New Delhi: Airports Authority of India (AAI) will raise its capital expenditure by 25% in the fiscal year starting 1 April to expand existing airports and builds hangars for hundreds of planes that airlines are ordering.
Budget airline SpiceJet Ltd ordered 100 planes last week while GoAir confirmed an order for 72 planes days before that. Indian airlines have ordered more than 700 planes and some are adding as many as two planes a month.
“We’ll be spending Rs2,500 crore in the next financial year. In 2016-17, capital expenditure was Rs2,000 crore,” said AAI chairman Guruprasad Mohapatra, an IAS officer from Gujarat cadre.
A significant portion of this spending will go towards expanding a dozen of the 125 existing airports that AAI manages.
Traffic is expected to rise 17% to 261 million passengers in the year ending 31 March, AAI said, adding that aircraft movements will increase 15% from the previous year.
AAI has asked all major domestic airlines, including Air India, SpiceJet, Jet Airways (India) Ltd, IndiGo (InterGlobe Enterprises Ltd), GoAir and Vistara to give it estimates of how many hangars and night parking bays they will need over the coming years.
Night bays are airport areas where planes are parked every night while hangars are used for plane maintenance.

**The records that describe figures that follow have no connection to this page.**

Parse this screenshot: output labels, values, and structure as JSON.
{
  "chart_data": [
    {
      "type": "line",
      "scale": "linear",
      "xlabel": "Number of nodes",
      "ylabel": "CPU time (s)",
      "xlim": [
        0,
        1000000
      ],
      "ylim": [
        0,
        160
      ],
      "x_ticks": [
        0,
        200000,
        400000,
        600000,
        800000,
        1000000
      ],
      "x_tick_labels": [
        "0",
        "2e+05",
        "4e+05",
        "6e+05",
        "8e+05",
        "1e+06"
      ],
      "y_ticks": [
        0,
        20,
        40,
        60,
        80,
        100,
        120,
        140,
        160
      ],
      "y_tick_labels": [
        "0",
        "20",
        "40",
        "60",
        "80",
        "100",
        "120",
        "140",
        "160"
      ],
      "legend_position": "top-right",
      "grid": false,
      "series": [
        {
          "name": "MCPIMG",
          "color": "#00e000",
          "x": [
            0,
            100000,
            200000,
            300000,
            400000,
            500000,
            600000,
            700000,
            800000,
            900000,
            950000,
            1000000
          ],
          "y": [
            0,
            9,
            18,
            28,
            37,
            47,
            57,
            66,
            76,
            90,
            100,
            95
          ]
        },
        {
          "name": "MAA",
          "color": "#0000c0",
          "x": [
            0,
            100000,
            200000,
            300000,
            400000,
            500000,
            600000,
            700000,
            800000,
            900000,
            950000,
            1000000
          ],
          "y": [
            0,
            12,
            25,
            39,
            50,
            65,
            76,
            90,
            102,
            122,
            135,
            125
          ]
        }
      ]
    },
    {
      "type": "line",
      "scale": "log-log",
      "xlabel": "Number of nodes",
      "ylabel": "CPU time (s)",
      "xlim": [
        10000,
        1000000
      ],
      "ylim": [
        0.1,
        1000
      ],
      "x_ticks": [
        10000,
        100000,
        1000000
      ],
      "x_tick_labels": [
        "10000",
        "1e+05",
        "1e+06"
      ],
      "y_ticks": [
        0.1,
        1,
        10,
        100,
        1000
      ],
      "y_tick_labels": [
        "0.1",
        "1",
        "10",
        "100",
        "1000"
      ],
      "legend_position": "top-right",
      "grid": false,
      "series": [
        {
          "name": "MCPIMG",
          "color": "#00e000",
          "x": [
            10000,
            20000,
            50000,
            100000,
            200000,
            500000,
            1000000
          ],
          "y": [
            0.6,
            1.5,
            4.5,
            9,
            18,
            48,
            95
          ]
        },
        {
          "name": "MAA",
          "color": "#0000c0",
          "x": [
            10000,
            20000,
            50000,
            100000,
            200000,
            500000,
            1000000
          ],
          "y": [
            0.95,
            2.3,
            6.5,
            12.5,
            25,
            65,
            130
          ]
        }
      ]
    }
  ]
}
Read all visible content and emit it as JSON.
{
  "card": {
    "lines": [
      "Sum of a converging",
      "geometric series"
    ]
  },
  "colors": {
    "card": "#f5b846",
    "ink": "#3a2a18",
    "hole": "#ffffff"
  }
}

Airlines have said they want more bays than hangars.
“We are going to construct a lot of bays in the next financial year,” Mohapatra said.
Passengers have complained that state-run airports, unlike those run by the private operators in Delhi, Mumbai, Bengaluru and Hyderabad, lack cleanliness.
AAI had appointed Boston Consulting Group to carry out a detailed survey across its major airports to improve efficiency and plug such gaps.
The findings of this survey are now being implemented.
Machines of the size of a portable room cooler have been installed outside washrooms of Kolkata airport to allow passengers to report the cleaniness of washrooms by pressing one of the two buttons. If many passengers press the “unsatisfied” button, an alert goes to the airport manager, the chairman explained.
He said price negotiations are on to buy and install these machines at about 10 additional airports.
The cost of cleaning airports has risen three-fold under a new contract-cleaning model, Mohapatra said.
AAI has decided to give 80% weightage to the cleaner for his expertise and experience and only 20% to the amount bid when contracting a cleaning agency.
In most government tenders, those with the lowest bid win the contract.
Mohapatra said no privatization is expected in the coming year but the terminals of Jaipur and Ahmedabad will be handed over to a private operator for the next 15 years under a new operations and management model.
Based on the experience of these two airports, tenders for which are already out and a pre-bid meeting scheduled for 5th February, AAI will decide whether to follow a similar model.
Another area of focus for AAI in the coming year would be automation of airports.
The state-run airport operator is working on the airports of Vadodara and Vijayawada to make them what Mohapatra called “e-enabled”, which includes options to pay digitally at the airport, automatic issuance of e-boarding cards to a passenger’s mobile phone and ending manual frisking.
To fund the ongoing expansion, AAI recently increased charges at most of its airports, drawing protests from airline lobby group International Air Transport Association (IATA), which represents majority of the international airlines.
IATA said that the hike was done without any stakeholder consultation and asked the authority to roll back the increase. Mohapatra said there was no question of a rollback. “The increase was done after a gap of nine years,” he said. “Nobody reminded us yearly when we didn’t increase charges for nine years.”